Il importe de ne pas confondre ici les niveaux d’observation. La théorie de la RPM ne prétend pas à la généralisation de la prison dans la pratique ; elle ne dit pas que la peine carcérale est la plus utilisée en droit criminel. Ce n’est pas à ce niveau d’observation que la prison peut être représentée comme la peine de référence. Pour la RPM, la prison demeure la peine de référence dans les autodescriptions identitaires du droit criminel moderne. Ceci dit, il ne faudrait pas non plus en déduire pour autant que ces discours n’ont aucun effet sur la pratique. Comme l’explique clairement la théorie des systèmes sociaux de Niklas Luhmann (2010), les autodescriptions que les systèmes sociaux instituent autopoïétiquement, par et pour eux-mêmes, influencent directement l’univers des possibles sur le plan pratique ou décisionnel. Pour reprendre l’exemple du dédommagement, bien que cette sanction soit permise en droit criminel canadien et qu’un juge puisse décider de l’appliquer, des lois et des règles jurisprudentielles élaborées sous l’influence de la RPM limitent considérablement la portée pratique de cette sanction alternative. Concrètement, suivant ces règles, on remarquera que le dédommagement ne peut être utilisé que lorsque les dommages sont faciles à calculer (Code criminel, par. 737.1[4]) et qu’il ne peut par ailleurs être utilisé comme sanction autonome ; il doit accompagner une autre peine (Code criminel, par. 737.1[1]).

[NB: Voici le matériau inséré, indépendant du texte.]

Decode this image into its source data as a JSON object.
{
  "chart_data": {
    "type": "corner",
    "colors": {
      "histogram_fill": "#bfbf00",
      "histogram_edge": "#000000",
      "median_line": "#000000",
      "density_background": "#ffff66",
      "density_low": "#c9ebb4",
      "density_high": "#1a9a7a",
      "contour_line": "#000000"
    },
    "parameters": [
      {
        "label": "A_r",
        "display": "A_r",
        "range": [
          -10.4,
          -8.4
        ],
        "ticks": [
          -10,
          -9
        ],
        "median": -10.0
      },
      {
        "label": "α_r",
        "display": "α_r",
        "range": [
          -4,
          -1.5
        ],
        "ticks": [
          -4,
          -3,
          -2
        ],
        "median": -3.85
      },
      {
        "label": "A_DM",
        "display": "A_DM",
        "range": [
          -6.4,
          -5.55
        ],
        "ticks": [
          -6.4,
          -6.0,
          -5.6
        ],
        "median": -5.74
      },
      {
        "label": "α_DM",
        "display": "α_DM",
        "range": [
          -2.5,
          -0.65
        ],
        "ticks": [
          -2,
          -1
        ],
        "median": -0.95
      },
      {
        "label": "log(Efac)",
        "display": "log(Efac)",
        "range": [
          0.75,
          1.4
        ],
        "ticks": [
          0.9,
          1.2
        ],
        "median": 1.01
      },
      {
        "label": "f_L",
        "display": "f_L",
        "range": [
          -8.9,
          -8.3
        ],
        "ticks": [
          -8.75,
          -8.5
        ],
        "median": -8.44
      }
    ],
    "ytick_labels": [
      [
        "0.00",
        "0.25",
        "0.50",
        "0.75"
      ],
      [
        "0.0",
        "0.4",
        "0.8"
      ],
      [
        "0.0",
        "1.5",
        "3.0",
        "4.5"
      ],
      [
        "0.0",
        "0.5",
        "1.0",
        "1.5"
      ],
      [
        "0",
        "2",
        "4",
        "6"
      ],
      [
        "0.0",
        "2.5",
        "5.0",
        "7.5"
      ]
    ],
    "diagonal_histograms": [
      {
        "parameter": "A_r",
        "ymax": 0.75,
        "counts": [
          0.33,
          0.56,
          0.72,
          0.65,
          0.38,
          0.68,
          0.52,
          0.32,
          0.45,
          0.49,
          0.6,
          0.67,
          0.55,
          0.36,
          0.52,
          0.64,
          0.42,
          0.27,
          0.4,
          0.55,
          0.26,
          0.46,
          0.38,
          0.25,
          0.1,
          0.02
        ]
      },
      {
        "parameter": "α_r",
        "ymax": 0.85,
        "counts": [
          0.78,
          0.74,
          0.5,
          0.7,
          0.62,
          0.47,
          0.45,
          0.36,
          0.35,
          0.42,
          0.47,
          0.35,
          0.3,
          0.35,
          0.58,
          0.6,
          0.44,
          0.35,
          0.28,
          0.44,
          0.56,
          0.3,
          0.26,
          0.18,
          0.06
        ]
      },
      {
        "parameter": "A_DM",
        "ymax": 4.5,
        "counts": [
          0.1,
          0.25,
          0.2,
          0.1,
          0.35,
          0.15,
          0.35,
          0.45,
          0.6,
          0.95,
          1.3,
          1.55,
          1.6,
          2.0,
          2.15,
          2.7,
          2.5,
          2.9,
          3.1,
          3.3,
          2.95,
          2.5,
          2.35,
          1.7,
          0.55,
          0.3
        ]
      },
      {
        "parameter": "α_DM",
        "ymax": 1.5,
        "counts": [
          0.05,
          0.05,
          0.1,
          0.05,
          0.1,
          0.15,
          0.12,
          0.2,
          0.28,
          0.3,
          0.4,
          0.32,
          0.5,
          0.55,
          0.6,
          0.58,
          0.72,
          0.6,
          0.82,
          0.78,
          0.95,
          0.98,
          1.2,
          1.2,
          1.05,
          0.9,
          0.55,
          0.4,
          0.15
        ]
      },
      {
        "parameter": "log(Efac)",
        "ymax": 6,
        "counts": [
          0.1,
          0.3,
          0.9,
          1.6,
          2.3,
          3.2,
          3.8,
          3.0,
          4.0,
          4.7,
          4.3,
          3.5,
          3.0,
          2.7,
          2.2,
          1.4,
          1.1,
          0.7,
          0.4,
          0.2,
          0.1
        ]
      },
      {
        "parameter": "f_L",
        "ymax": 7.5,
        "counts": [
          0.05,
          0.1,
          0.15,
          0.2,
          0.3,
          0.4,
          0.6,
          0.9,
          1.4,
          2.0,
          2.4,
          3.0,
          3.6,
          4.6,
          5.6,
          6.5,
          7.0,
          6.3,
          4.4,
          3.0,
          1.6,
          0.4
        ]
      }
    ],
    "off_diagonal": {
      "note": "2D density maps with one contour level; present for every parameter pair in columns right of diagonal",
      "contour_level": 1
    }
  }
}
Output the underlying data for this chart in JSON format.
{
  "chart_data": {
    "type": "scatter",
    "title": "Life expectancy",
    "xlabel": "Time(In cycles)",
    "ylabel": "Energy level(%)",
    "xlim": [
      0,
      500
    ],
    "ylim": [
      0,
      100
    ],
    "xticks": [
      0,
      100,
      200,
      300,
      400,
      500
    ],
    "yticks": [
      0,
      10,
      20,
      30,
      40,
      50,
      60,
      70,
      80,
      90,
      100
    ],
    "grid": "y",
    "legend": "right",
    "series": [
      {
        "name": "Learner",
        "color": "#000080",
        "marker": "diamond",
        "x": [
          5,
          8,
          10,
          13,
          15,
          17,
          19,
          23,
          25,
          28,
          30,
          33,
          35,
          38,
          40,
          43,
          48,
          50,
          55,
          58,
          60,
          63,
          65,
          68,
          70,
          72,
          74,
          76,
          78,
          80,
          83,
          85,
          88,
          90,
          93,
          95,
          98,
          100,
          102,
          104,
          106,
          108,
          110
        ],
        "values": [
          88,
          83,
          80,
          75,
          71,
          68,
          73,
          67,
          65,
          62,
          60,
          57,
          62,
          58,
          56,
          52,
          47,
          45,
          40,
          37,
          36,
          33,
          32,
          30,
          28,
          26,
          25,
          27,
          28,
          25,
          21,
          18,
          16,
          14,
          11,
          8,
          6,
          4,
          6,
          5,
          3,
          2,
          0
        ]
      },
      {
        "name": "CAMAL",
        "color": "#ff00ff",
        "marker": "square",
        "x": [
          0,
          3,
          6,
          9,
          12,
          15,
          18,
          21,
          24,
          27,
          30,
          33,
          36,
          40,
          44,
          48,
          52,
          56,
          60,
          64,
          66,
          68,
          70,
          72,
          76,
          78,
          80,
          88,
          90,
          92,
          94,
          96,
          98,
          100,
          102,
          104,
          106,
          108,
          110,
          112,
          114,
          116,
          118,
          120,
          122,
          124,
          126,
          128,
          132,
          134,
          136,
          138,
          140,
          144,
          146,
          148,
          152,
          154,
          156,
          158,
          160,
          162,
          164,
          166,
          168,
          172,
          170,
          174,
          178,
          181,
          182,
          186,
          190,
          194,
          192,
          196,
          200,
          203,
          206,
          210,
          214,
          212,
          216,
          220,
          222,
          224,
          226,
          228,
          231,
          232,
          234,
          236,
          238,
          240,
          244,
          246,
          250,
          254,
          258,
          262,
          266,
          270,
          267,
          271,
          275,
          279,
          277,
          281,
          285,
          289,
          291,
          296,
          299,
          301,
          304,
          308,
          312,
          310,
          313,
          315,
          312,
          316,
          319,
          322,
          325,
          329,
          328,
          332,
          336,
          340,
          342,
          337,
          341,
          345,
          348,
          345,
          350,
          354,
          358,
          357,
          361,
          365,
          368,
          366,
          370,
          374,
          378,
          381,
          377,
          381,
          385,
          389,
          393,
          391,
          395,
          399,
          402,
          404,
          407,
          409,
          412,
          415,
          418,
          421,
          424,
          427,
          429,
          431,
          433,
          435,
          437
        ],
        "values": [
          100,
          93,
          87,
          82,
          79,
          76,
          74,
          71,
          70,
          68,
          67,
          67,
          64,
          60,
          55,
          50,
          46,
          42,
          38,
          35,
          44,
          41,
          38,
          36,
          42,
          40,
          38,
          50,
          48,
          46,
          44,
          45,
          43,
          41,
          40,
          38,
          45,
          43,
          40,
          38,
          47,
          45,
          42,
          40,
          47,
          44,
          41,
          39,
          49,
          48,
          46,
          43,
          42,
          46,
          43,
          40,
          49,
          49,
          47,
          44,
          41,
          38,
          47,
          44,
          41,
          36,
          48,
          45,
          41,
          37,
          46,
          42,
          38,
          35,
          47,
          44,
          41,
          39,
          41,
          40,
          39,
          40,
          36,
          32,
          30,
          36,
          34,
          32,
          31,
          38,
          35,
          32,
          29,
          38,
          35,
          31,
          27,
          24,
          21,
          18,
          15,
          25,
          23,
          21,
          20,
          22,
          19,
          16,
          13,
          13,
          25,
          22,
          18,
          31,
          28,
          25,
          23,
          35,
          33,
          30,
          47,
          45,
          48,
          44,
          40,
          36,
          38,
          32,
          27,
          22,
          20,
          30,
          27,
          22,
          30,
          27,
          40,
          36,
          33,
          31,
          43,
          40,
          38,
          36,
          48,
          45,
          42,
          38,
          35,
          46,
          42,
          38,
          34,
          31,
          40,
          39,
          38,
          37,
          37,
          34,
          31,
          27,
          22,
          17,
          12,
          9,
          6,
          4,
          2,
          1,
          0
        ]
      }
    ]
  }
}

Suivant la théorie de Pires, la RPM agirait ainsi sur les modes de pensée se rapportant aux sanctions et à l’identité du système pénal en préétablissant les « règles cognitives » à partir desquelles des questions comme le crime, la peine, la protection de la société ou le droit de punir doivent être pensées et traitées. Face au crime, les discours identitaires de la RPM nous enjoignent à présupposer la nécessité d’une peine afflictive qui se traduit généralement par des modes de privation de liberté plus ou moins stricts selon le cas – l’incarcération en milieu correctionnel représentant le mode le plus radical. En droit criminel canadien, la probation, l’emprisonnement à domicile (aussi appelé le sursis) et l’absolution conditionnelle constituent d’autres manières de priver quelqu’un de sa liberté. Par rapport au carcéral, ces sanctions peuvent se concevoir comme des sanctions substitutives (ou alternatives). D’autres sanctions possibles en droit criminel canadien, tels le dédommagement, l’amende ou les travaux communautaires, se caractérisent non pas par la privation de liberté, mais bien par l’obligation d’accomplir une prestation, de faire quelque chose, de verser une somme, de réaliser une tâche ou de compenser un tort subi. Au Canada comme ailleurs en Occident, s’il existe ainsi une certaine diversité de sanctions au sein du droit criminel, il existe en même temps, pour la rationalité pénale moderne, un seuil de gravité au-delà duquel il n’y aura d’autre alternative que l’incarcération. Il y aura en outre, pour cette même rationalité, un seuil de tolérance au-delà duquel les récidives ou le non-respect des conditions devront aussi entraîner la forme la plus radicale de privation de liberté. La théorie de Pires ne nie donc pas la présence d’alternatives à l’incarcération. Elle reconnaît cette diversité, mais elle problématise en même temps les limites qu’impose le système de pensée de la RPM sur la portée souvent fort réduite des sanctions substitutives.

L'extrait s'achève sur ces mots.